I've been suffering from badly blocked ears for the last few weeks. It's hardly life-threatening, but it has left me existing in a strange, sensorily deprived bubble, so I've been keen to get my ears syringed to get it fixed.

I phoned up my nice GP practice in south London and was encouraged first to use ear drops for four or five days before booking an appointment for syringing.

The drops didn't do a great deal, so I called again, but the next available slot with the nurse dealing with such minor conditions was in another week and a half.

I don't mention this to complain, but simply to emphasise that by the time I arrived at my appointment this week, I was rather looking forward to being dewaxed.

The nurse though was having none of it, or rather, she was having exactly one half of it. ‘We can only do one ear' she said, as soon as I sat down.

I was rather confused by this, and it took me a while to say much in response. Apparently, the policy was that only one ear could be syringed in a 10-minute consultation. If I'd wanted two ears syringed, I should have specified this when booking my appointment.

I wasn't terribly happy about this, but my disgruntlement turned to bafflement when she finished my first ear in less than a minute, leaving, even given the fact that the consultation had begun several minutes late, two or three further minutes when she could have been syringing my other ear.

Instead, she spent that time explaining to me that this was just ‘what general practice is like', searching vainly but theatrically for another free appointment slot elsewhere in the practice, and arguing that if I really wanted my second ear syringed, I would just have to wait for a few hours until the end of her session when there might be time to squeeze in my right lug.

Now, I'm not one to complain normally, but I did politely point out that it was my understanding that the 10-minute consultation was a guideline average, rather than an absolute cut-off beyond which terrible things would be inflicted upon patients and staff. I avoided the temptation to assure her that this was not, in my experience, what ‘general practice was like'.

And she did, eventually, after several wasted minutes, and with some ill grace, agree to syringe my second ear…

Now this is a pretty trivial episode I know, but I thought it did raise one quite important point.

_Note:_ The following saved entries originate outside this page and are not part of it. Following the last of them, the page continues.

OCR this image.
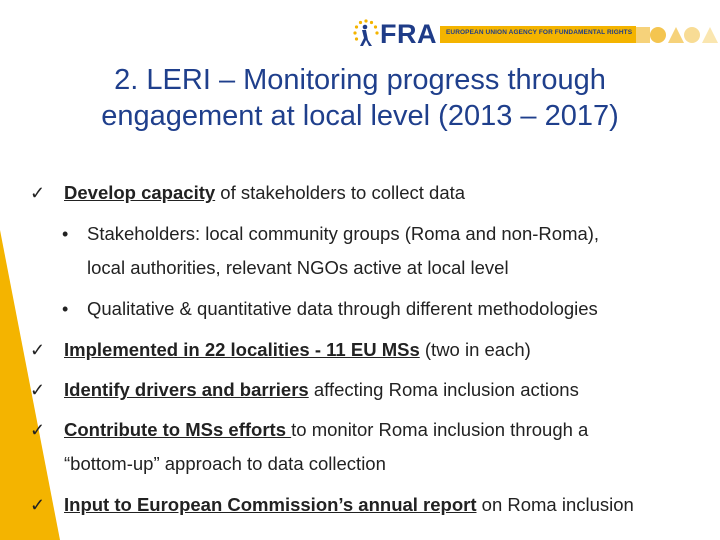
FRA EUROPEAN UNION AGENCY FOR FUNDAMENTAL RIGHTS
2. LERI – Monitoring progress through
engagement at local level (2013 – 2017)
✓ Develop capacity of stakeholders to collect data
• Stakeholders: local community groups (Roma and non-Roma),
local authorities, relevant NGOs active at local level
• Qualitative & quantitative data through different methodologies
✓ Implemented in 22 localities - 11 EU MSs (two in each)
✓ Identify drivers and barriers affecting Roma inclusion actions
✓ Contribute to MSs efforts to monitor Roma inclusion through a
“bottom-up” approach to data collection
✓ Input to European Commission’s annual report on Roma inclusion
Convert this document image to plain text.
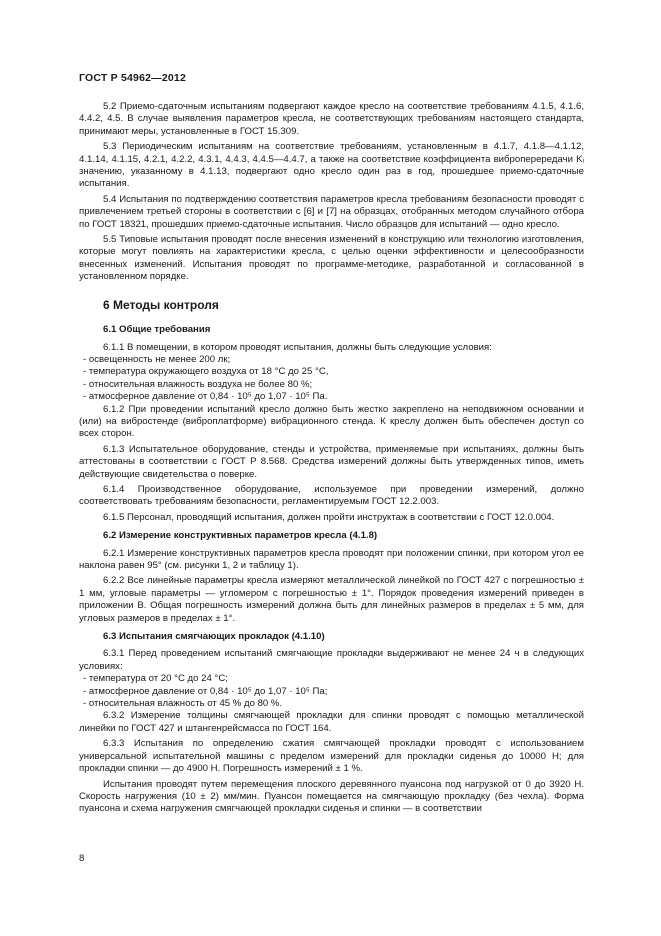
ГОСТ Р 54962—2012

5.2 Приемо-сдаточным испытаниям подвергают каждое кресло на соответствие требованиям 4.1.5, 4.1.6, 4.4.2, 4.5. В случае выявления параметров кресла, не соответствующих требованиям настоящего стандарта, принимают меры, установленные в ГОСТ 15.309.

5.3 Периодическим испытаниям на соответствие требованиям, установленным в 4.1.7, 4.1.8—4.1.12, 4.1.14, 4.1.15, 4.2.1, 4.2.2, 4.3.1, 4.4.3, 4.4.5—4.4.7, а также на соответствие коэффициента виброперередачи Kᵢ значению, указанному в 4.1.13, подвергают одно кресло один раз в год, прошедшее приемо-сдаточные испытания.

5.4 Испытания по подтверждению соответствия параметров кресла требованиям безопасности проводят с привлечением третьей стороны в соответствии с [6] и [7] на образцах, отобранных методом случайного отбора по ГОСТ 18321, прошедших приемо-сдаточные испытания. Число образцов для испытаний — одно кресло.

5.5 Типовые испытания проводят после внесения изменений в конструкцию или технологию изготовления, которые могут повлиять на характеристики кресла, с целью оценки эффективности и целесообразности внесенных изменений. Испытания проводят по программе-методике, разработанной и согласованной в установленном порядке.

6 Методы контроля
6.1 Общие требования

6.1.1 В помещении, в котором проводят испытания, должны быть следующие условия:

- освещенность не менее 200 лк;
- температура окружающего воздуха от 18 °С до 25 °С,
- относительная влажность воздуха не более 80 %;
- атмосферное давление от 0,84 · 10⁵ до 1,07 · 10⁵ Па.

6.1.2 При проведении испытаний кресло должно быть жестко закреплено на неподвижном основании и (или) на вибростенде (виброплатформе) вибрационного стенда. К креслу должен быть обеспечен доступ со всех сторон.

6.1.3 Испытательное оборудование, стенды и устройства, применяемые при испытаниях, должны быть аттестованы в соответствии с ГОСТ Р 8.568. Средства измерений должны быть утвержденных типов, иметь действующие свидетельства о поверке.

6.1.4 Производственное оборудование, используемое при проведении измерений, должно соответствовать требованиям безопасности, регламентируемым ГОСТ 12.2.003.

6.1.5 Персонал, проводящий испытания, должен пройти инструктаж в соответствии с ГОСТ 12.0.004.

6.2 Измерение конструктивных параметров кресла (4.1.8)

6.2.1 Измерение конструктивных параметров кресла проводят при положении спинки, при котором угол ее наклона равен 95° (см. рисунки 1, 2 и таблицу 1).

6.2.2 Все линейные параметры кресла измеряют металлической линейкой по ГОСТ 427 с погрешностью ± 1 мм, угловые параметры — угломером с погрешностью ± 1°. Порядок проведения измерений приведен в приложении В. Общая погрешность измерений должна быть для линейных размеров в пределах ± 5 мм, для угловых размеров в пределах ± 1°.

6.3 Испытания смягчающих прокладок (4.1.10)

6.3.1 Перед проведением испытаний смягчающие прокладки выдерживают не менее 24 ч в следующих условиях:

- температура от 20 °С до 24 °С;
- атмосферное давление от 0,84 · 10⁵ до 1,07 · 10⁵ Па;
- относительная влажность от 45 % до 80 %.

6.3.2 Измерение толщины смягчающей прокладки для спинки проводят с помощью металлической линейки по ГОСТ 427 и штангенрейсмасса по ГОСТ 164.

6.3.3 Испытания по определению сжатия смягчающей прокладки проводят с использованием универсальной испытательной машины с пределом измерений для прокладки сиденья до 10000 Н; для прокладки спинки — до 4900 Н. Погрешность измерений ± 1 %.

Испытания проводят путем перемещения плоского деревянного пуансона под нагрузкой от 0 до 3920 Н. Скорость нагружения (10 ± 2) мм/мин. Пуансон помещается на смягчающую прокладку (без чехла). Форма пуансона и схема нагружения смягчающей прокладки сиденья и спинки — в соответствии

8
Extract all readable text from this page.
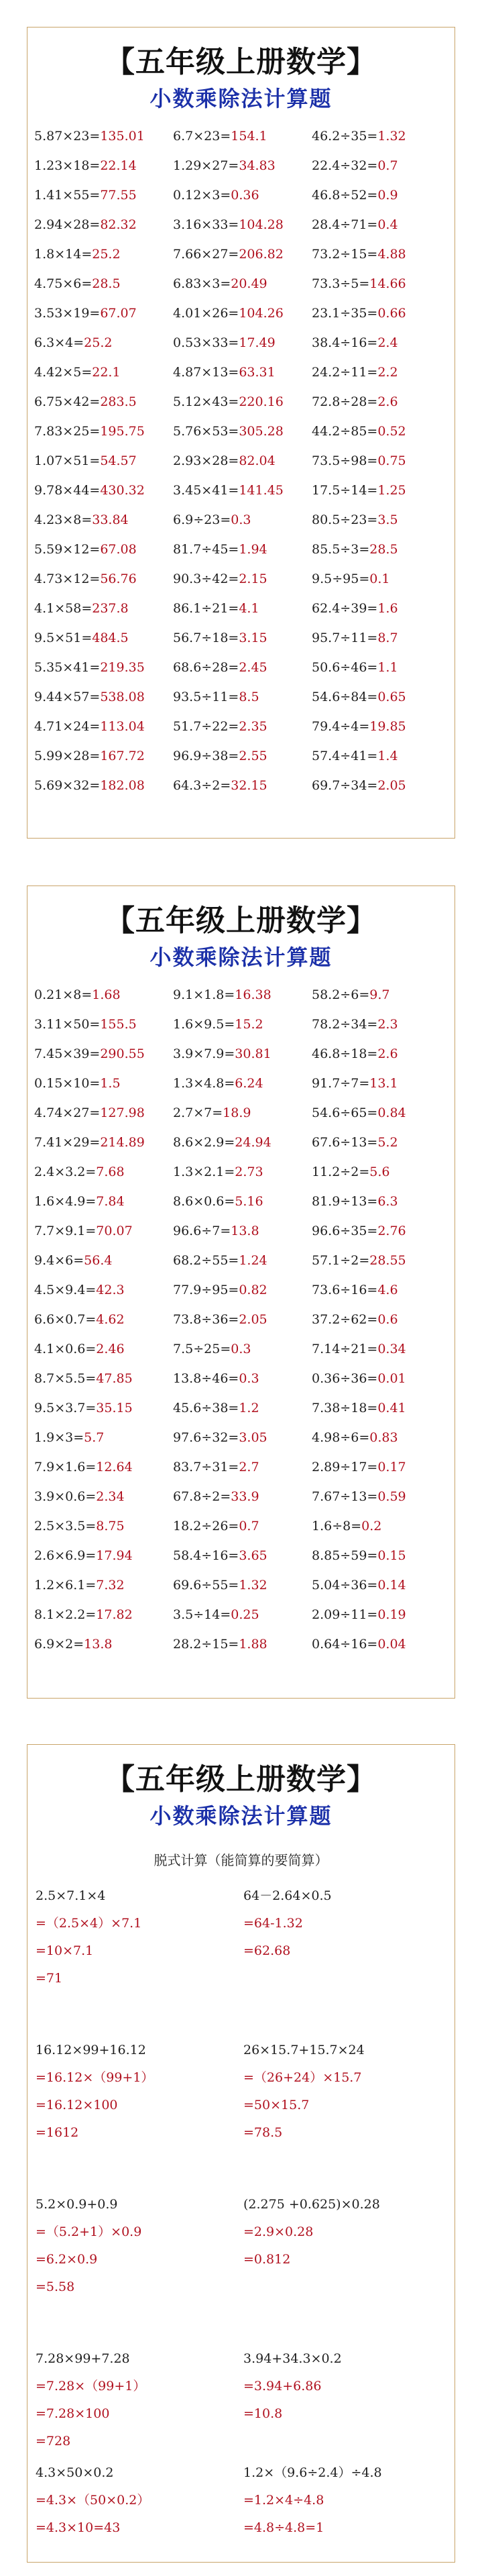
【五年级上册数学】
小数乘除法计算题
5.87×23=135.01	6.7×23=154.1	46.2÷35=1.32
1.23×18=22.14	1.29×27=34.83	22.4÷32=0.7
1.41×55=77.55	0.12×3=0.36	46.8÷52=0.9
2.94×28=82.32	3.16×33=104.28	28.4÷71=0.4
1.8×14=25.2	7.66×27=206.82	73.2÷15=4.88
4.75×6=28.5	6.83×3=20.49	73.3÷5=14.66
3.53×19=67.07	4.01×26=104.26	23.1÷35=0.66
6.3×4=25.2	0.53×33=17.49	38.4÷16=2.4
4.42×5=22.1	4.87×13=63.31	24.2÷11=2.2
6.75×42=283.5	5.12×43=220.16	72.8÷28=2.6
7.83×25=195.75	5.76×53=305.28	44.2÷85=0.52
1.07×51=54.57	2.93×28=82.04	73.5÷98=0.75
9.78×44=430.32	3.45×41=141.45	17.5÷14=1.25
4.23×8=33.84	6.9÷23=0.3	80.5÷23=3.5
5.59×12=67.08	81.7÷45=1.94	85.5÷3=28.5
4.73×12=56.76	90.3÷42=2.15	9.5÷95=0.1
4.1×58=237.8	86.1÷21=4.1	62.4÷39=1.6
9.5×51=484.5	56.7÷18=3.15	95.7÷11=8.7
5.35×41=219.35	68.6÷28=2.45	50.6÷46=1.1
9.44×57=538.08	93.5÷11=8.5	54.6÷84=0.65
4.71×24=113.04	51.7÷22=2.35	79.4÷4=19.85
5.99×28=167.72	96.9÷38=2.55	57.4÷41=1.4
5.69×32=182.08	64.3÷2=32.15	69.7÷34=2.05
【五年级上册数学】
小数乘除法计算题
0.21×8=1.68	9.1×1.8=16.38	58.2÷6=9.7
3.11×50=155.5	1.6×9.5=15.2	78.2÷34=2.3
7.45×39=290.55	3.9×7.9=30.81	46.8÷18=2.6
0.15×10=1.5	1.3×4.8=6.24	91.7÷7=13.1
4.74×27=127.98	2.7×7=18.9	54.6÷65=0.84
7.41×29=214.89	8.6×2.9=24.94	67.6÷13=5.2
2.4×3.2=7.68	1.3×2.1=2.73	11.2÷2=5.6
1.6×4.9=7.84	8.6×0.6=5.16	81.9÷13=6.3
7.7×9.1=70.07	96.6÷7=13.8	96.6÷35=2.76
9.4×6=56.4	68.2÷55=1.24	57.1÷2=28.55
4.5×9.4=42.3	77.9÷95=0.82	73.6÷16=4.6
6.6×0.7=4.62	73.8÷36=2.05	37.2÷62=0.6
4.1×0.6=2.46	7.5÷25=0.3	7.14÷21=0.34
8.7×5.5=47.85	13.8÷46=0.3	0.36÷36=0.01
9.5×3.7=35.15	45.6÷38=1.2	7.38÷18=0.41
1.9×3=5.7	97.6÷32=3.05	4.98÷6=0.83
7.9×1.6=12.64	83.7÷31=2.7	2.89÷17=0.17
3.9×0.6=2.34	67.8÷2=33.9	7.67÷13=0.59
2.5×3.5=8.75	18.2÷26=0.7	1.6÷8=0.2
2.6×6.9=17.94	58.4÷16=3.65	8.85÷59=0.15
1.2×6.1=7.32	69.6÷55=1.32	5.04÷36=0.14
8.1×2.2=17.82	3.5÷14=0.25	2.09÷11=0.19
6.9×2=13.8	28.2÷15=1.88	0.64÷16=0.04
【五年级上册数学】
小数乘除法计算题
脱式计算（能简算的要简算）
2.5×7.1×4
=（2.5×4）×7.1
=10×7.1
=71
64－2.64×0.5
=64-1.32
=62.68
16.12×99+16.12
=16.12×（99+1）
=16.12×100
=1612
26×15.7+15.7×24
=（26+24）×15.7
=50×15.7
=78.5
5.2×0.9+0.9
=（5.2+1）×0.9
=6.2×0.9
=5.58
(2.275 +0.625)×0.28
=2.9×0.28
=0.812
7.28×99+7.28
=7.28×（99+1）
=7.28×100
=728
3.94+34.3×0.2
=3.94+6.86
=10.8
4.3×50×0.2
=4.3×（50×0.2）
=4.3×10=43
1.2×（9.6÷2.4）÷4.8
=1.2×4÷4.8
=4.8÷4.8=1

I'm not an especially forceful personality, but I am a middle-class, reasonably articulate sort of chap, and I am therefore capable of negotiating with healthcare professionals when I don't get the care I expect.

I'm capable, in other words, of playing the role of the patient effectively. But not all patients are capable of playing that role, and it worries me that some of them could be wondering around today with one nice clean ear and another stuffed full of wax.